Nel periodo di Cassa abbiamo fatto diversi incontri a tutti i livelli, i primi organizzati dal prefetto, in regione, per arrivare fino a Roma. Abbiamo organizzato scioperi, manifestazioni, sit-in, e abbiamo invitato i politici, i partiti e le organizzazioni per poter discutere problemi e trovare soluzioni, lo abbiamo fatto in tantissime sedi. Sono state organizzate diverse iniziative, innanzi tutto per attirare l’attenzione sul problema del Porto Canale perché molti cittadini non sapevano neanche di cosa stessimo parlando. Non solo i comuni cittadini ma anche diversi politici, che probabilmente solo oggi hanno capito cos’è il porto, come funziona, quali lavorazioni si facevano soprattutto quali sono le potenzialità, sia occupazionali che di vantaggi per tutti i sardi e la Sardegna.
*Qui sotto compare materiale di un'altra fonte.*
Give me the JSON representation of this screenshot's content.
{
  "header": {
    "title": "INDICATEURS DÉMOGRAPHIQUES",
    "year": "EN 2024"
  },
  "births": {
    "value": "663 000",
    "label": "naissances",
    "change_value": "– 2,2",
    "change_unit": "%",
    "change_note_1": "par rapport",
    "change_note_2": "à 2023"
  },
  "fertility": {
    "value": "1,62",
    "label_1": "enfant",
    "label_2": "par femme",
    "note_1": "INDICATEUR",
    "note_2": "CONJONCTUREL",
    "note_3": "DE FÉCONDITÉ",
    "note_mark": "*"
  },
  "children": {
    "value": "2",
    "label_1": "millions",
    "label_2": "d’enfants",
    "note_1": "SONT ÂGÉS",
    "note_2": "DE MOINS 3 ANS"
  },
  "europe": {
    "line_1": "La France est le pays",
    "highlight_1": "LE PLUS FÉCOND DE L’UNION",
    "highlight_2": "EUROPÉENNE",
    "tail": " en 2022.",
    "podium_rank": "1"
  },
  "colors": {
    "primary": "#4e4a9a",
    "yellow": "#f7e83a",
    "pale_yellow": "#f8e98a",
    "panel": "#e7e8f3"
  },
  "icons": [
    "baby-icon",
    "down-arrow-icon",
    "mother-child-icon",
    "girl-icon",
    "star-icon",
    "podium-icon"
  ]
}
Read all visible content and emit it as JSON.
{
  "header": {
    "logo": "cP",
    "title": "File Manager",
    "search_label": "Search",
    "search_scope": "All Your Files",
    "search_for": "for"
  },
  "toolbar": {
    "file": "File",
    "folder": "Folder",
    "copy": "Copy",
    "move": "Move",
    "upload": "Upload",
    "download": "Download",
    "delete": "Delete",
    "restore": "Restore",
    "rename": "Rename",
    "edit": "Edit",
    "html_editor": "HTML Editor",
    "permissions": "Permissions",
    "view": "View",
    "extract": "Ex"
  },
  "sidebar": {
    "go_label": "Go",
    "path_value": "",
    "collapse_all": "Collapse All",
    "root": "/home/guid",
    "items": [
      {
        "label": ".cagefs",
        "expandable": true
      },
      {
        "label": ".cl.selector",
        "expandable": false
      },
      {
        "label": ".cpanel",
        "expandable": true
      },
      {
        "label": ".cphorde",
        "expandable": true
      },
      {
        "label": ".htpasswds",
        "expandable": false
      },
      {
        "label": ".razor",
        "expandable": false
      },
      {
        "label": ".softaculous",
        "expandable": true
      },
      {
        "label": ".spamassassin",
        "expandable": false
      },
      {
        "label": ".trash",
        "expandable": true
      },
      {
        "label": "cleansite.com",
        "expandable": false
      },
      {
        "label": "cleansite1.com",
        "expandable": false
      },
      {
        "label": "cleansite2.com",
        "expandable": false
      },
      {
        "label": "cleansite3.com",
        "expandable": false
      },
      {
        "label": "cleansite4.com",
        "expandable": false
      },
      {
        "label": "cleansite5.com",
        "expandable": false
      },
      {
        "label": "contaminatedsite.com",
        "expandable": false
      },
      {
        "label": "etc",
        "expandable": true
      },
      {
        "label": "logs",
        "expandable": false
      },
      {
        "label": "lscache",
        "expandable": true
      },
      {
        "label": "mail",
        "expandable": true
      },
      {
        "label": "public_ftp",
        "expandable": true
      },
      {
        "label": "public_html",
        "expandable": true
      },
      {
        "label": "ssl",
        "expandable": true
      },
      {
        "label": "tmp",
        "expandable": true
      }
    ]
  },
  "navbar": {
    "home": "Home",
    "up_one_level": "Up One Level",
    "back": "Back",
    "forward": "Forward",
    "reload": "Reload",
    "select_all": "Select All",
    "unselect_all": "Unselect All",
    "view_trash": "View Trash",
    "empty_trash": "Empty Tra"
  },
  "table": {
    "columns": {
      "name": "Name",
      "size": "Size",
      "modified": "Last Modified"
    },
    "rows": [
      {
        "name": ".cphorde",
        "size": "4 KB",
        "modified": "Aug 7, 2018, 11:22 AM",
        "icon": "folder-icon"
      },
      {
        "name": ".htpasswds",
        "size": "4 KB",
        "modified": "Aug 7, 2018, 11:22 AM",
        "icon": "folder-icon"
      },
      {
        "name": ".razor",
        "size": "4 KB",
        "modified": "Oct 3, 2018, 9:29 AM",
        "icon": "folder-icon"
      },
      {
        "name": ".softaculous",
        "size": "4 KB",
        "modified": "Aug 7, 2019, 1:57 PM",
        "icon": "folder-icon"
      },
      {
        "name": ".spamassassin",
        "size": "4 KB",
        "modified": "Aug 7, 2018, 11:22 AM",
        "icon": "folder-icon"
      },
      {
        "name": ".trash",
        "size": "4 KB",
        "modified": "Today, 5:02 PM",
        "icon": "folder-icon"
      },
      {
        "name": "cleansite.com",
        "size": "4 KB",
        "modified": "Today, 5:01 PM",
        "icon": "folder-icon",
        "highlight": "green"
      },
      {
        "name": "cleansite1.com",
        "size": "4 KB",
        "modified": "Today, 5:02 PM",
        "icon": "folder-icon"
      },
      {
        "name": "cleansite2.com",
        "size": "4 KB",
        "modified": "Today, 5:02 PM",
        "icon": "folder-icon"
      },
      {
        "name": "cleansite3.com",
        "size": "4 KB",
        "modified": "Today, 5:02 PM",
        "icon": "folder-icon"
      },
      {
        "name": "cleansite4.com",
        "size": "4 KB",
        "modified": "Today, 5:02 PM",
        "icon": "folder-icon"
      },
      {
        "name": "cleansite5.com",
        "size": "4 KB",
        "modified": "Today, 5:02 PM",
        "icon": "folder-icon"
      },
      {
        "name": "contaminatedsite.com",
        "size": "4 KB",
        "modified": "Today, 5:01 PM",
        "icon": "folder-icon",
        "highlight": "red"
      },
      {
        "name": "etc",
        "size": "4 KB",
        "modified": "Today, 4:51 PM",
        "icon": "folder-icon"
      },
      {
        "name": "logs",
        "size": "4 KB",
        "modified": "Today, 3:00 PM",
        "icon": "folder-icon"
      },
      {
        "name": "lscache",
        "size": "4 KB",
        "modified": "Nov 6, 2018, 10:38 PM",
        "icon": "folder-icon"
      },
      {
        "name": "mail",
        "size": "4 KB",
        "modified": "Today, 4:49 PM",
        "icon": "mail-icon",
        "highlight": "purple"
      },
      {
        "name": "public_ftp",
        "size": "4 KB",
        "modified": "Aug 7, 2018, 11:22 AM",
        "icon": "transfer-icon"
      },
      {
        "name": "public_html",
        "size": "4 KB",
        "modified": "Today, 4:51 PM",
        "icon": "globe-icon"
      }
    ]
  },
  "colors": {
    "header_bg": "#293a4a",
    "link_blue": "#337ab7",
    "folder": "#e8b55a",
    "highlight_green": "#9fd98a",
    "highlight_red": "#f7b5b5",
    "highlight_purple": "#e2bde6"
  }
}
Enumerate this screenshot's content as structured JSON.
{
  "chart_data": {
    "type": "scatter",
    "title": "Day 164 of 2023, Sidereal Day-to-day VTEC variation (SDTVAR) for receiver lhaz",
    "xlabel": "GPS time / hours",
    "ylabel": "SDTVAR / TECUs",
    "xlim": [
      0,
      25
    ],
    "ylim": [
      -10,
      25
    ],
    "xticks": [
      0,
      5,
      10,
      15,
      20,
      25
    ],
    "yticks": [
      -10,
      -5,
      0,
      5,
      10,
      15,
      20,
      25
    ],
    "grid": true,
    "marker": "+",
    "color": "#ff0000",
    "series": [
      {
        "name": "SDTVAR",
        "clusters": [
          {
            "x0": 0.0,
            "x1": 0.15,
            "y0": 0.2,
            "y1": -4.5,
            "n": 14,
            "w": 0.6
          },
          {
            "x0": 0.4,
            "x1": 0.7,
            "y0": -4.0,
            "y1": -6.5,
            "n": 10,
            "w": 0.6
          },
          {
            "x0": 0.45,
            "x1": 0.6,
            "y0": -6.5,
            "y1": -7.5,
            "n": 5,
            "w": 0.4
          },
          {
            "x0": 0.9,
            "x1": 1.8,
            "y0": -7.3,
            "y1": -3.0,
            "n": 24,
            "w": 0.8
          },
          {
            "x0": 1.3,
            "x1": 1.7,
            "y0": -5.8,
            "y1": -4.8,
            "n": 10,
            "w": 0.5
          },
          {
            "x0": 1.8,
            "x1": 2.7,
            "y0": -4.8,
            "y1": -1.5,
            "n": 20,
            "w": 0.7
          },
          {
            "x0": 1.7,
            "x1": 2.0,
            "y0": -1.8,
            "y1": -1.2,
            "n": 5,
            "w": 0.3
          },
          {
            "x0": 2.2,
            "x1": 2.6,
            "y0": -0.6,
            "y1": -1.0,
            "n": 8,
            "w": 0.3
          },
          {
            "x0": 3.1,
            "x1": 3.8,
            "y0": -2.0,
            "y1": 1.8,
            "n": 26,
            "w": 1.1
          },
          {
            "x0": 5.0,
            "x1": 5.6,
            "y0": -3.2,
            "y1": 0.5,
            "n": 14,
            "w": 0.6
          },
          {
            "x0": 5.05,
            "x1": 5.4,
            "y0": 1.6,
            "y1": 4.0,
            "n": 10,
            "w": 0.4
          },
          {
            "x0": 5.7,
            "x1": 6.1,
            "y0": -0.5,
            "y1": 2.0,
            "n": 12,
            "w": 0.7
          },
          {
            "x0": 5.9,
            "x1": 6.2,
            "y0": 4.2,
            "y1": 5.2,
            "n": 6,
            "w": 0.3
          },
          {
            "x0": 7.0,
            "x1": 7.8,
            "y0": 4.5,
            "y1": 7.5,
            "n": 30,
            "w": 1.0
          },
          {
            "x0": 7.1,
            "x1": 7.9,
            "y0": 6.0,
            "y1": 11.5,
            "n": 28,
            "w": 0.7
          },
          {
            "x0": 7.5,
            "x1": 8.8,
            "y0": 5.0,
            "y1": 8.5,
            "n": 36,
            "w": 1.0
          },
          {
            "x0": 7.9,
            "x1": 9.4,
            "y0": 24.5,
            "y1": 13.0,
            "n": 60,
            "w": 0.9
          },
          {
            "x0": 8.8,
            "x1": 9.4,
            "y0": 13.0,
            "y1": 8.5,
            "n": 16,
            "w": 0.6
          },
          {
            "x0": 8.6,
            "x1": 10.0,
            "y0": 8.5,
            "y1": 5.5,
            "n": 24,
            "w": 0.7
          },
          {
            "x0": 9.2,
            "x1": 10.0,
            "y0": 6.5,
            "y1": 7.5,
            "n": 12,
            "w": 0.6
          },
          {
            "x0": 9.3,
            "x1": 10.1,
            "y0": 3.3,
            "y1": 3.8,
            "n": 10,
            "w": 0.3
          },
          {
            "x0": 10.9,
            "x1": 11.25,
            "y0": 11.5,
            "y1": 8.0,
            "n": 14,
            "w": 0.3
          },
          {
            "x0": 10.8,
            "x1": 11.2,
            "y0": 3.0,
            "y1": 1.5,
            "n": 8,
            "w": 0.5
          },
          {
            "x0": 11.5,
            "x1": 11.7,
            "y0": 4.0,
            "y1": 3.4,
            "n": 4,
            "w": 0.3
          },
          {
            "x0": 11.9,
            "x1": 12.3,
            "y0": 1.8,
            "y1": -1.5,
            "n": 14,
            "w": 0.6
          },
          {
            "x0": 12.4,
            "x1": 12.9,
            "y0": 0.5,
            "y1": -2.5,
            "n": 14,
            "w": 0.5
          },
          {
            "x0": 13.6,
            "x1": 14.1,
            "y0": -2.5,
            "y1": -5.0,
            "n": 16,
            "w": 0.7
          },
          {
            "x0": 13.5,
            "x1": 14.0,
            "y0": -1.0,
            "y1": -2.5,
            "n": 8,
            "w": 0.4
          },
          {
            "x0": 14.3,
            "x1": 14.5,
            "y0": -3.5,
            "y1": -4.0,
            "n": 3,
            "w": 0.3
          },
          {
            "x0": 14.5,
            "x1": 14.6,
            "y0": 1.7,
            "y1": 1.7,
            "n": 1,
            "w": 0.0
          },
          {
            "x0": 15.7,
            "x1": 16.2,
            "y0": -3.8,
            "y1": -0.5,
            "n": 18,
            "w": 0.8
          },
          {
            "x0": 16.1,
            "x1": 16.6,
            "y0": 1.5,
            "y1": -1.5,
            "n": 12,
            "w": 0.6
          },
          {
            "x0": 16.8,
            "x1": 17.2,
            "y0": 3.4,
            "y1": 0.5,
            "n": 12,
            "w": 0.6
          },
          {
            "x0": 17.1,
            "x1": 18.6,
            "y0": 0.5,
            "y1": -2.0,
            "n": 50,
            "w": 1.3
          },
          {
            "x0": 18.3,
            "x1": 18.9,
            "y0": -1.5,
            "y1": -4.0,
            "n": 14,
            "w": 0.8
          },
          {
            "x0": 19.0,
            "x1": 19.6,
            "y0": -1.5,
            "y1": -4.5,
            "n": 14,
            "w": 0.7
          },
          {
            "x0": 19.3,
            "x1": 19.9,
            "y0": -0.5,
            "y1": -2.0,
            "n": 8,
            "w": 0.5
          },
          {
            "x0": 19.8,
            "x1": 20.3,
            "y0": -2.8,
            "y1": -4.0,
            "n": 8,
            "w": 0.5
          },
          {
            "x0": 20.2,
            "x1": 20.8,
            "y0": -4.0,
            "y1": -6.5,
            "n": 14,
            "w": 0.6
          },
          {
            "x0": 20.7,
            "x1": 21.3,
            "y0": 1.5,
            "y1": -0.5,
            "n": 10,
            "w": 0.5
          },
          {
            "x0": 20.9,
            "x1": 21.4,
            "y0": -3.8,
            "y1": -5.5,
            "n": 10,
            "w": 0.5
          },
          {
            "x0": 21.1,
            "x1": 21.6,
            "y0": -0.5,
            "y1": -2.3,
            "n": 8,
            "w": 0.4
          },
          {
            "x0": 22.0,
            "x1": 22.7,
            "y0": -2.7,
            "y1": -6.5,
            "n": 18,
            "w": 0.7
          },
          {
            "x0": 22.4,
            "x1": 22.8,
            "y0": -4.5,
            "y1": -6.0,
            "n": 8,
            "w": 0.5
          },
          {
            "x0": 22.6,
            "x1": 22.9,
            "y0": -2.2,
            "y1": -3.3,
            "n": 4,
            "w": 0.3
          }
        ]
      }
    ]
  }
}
Meglio tardi che mai. Da qualche giorno siamo in NASPI, e ci sente un po’ soffocare, le speranze si affievoliscono, e lo sconforto delle volte prende il sopravento. Il problema adesso è rimetterlo in piedi il nostro porto, e bisogna capire se c’è la volontà politica di farlo e in che tempi, perché quest’ammortizzatore sociale ha una durata di 24 mesi e dopo il terzo mese gli importi calano del 3% ogni mese. Se il porto non ripartirà entro questo termine… potete immaginare come si vive nelle nostre famiglie, non è una situazione semplice. E’ stato pubblicato un bando internazionale, una manifestazione d’interesse, per concedere la banchina a un armatore o una società di gestione, lo stesso è stato tradotto in diverse lingue, affinché potesse arrivare a tutte le destinazioni, ma era una call povera di contenuti probabilmente. Non ha risposto nessuno dei grandi, a meno che questi grandi, non si nascondano dietro la sconosciuta Pifim.

A fine agosto, nell’ultimo giorno utile, sappiamo che è arrivata una proposta da parte di una società inglese, la Pifim appunto, con l’avallo della Port of Amsterdam. Hanno consegnato la loro proposta, e la documentazione è al vaglio di una commissione tecnica all’interno dell’autorità portuale, speriamo possa essere valutata positivamente, altrimenti rischiamo di trovarci in grosse difficoltà, perché non c’è nessun’altra richiesta di concessione al momento. A distanza di quasi un mese e mezzo non è arrivato alcun cenno di riscontro e chiaramente siamo preoccupati. Quello che vorremmo è tornare a lavorare, che si possa riprendere al più presto, magari con un riassorbimento, di tutto il personale. Voci di corridoio dicono che si parla della possibilità di assumere solo il 70% del personale, ed ognuno di noi può far parte del restante 30%, e non è un bel vivere con questa prospettiva. Abbiamo avuto sempre le più ampie garanzie dalla Regione, in particolare dall’assessore al lavoro Alessandra Zedda che ha ribadito sempre che il 100% del personale sarà riassorbito, non si sa in che modi e tempi, ma ci auguriamo che la Zedda, che ha seguito la vicenda sin dall’inizio, mantenga la parola. Vale lo stesso per Alessandra Todde, esponente del M5S, e Sottosegretaria allo Sviluppo economico, sarda di Nuoro. Per il momento è tutto a livello di promesse, come si usa dire: non c’è carta che canta! Ma va riconosciuto il loro impegno. Non sappiamo come andrà a finire questa storia, il tempo sta passando e non sappiamo se in tempi brevi ci saranno risposte. La call è stata rinviata svariate volte, anche causa Covid. (Purtroppo ad oggi, Dicembre 2020, sappiamo che la proposta della società inglese è stata rigettata – ndr.)

Ci sono ancora 180 persone che credono in questa attività, è importante non mollare. La storia insegna che i portuali quando si muovono e trovano obiettivi comuni, vincono, anche contro gli accordi e logiche che sembrano più grandi di loro.